Wherever he looked he seemed to see her, and just as she herself in a foreign country found herself looking and listening for his step and voice, so, too, it was with him.
In the days that followed he thought of her all the while. He was too depressed and too retiring and unhappy to mingle with the other prisoners, so he kept his own room and made no friends. The rest disliked him and said he was proud or sullen.
A burning, reckless mood soon added its sufferings to his dread and hatred of the place. The thought grew on him that he would in the end break his heart and die there. He felt that he was being stifled, and at times the longing to be free made him believe he must go mad. A week of this suffering found him in his bed in the grasp of a slow, wasting fever. He felt light-headed and delirious, and heard tunes playing that he knew were only in his brain.
One day when he had dragged himself to his chair by the window, the door of his room seemed to open to a quiet figure, which dropped a mantle it wore; then it seemed to be Little Dorrit in her old dress, and it seemed first to smile and then to burst into tears.
He roused himself, and all at once he saw that it was no dream. She was really there, kneeling by him now with her tears falling on his hands and her voice crying, "Oh, my best friend! Don't let me see you weep! I am your own poor child come back!"

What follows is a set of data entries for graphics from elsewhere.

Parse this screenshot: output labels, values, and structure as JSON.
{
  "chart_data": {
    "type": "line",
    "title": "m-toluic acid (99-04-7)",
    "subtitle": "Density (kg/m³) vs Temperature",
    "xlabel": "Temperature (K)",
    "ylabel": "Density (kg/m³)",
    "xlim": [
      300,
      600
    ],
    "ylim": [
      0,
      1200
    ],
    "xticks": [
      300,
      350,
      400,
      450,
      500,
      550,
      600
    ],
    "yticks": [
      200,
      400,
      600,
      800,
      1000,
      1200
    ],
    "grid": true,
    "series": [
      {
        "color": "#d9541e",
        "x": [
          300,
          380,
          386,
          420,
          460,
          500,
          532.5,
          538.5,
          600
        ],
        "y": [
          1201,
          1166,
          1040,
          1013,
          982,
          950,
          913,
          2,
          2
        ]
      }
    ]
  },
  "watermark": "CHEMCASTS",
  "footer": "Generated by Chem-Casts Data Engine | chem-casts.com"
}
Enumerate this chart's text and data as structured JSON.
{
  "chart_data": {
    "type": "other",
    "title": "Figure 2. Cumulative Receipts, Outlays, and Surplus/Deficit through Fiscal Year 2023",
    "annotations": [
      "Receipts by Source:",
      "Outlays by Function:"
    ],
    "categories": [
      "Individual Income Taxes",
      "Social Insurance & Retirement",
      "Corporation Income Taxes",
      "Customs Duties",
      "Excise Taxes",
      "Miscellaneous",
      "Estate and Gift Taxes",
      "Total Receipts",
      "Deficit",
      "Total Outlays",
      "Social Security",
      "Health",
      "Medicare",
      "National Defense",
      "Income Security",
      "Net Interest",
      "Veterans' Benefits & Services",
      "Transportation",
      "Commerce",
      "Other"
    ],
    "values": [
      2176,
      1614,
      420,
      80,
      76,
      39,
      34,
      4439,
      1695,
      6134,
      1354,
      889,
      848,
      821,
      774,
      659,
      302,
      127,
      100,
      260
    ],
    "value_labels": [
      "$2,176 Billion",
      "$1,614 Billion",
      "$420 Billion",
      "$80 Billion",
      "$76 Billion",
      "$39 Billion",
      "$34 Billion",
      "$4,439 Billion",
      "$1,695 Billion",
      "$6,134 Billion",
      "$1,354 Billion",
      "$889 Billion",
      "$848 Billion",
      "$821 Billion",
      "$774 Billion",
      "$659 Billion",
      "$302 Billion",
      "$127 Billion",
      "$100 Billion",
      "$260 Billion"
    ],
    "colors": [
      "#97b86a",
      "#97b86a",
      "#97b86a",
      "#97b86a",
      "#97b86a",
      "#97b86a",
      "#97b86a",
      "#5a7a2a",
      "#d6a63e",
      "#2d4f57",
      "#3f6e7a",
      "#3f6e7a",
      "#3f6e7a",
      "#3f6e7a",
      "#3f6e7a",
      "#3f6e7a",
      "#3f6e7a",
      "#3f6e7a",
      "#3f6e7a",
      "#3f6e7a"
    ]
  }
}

No one had told her he was ill, for she had just returned from Italy.
She made the room fresh and neat, sewed a white curtain for its window, and sent out for grapes, roast chicken and jellies, and every good thing. She sat by him all day, smoothing his hot pillow or giving him a cooling drink.
Though he had been strangely blind, he knew at last that she must have loved him all along. And to find her great heart turned to him thus in his misfortune made him realize that during all those months in the lonely prison he had been loving her, too, though he had not known it.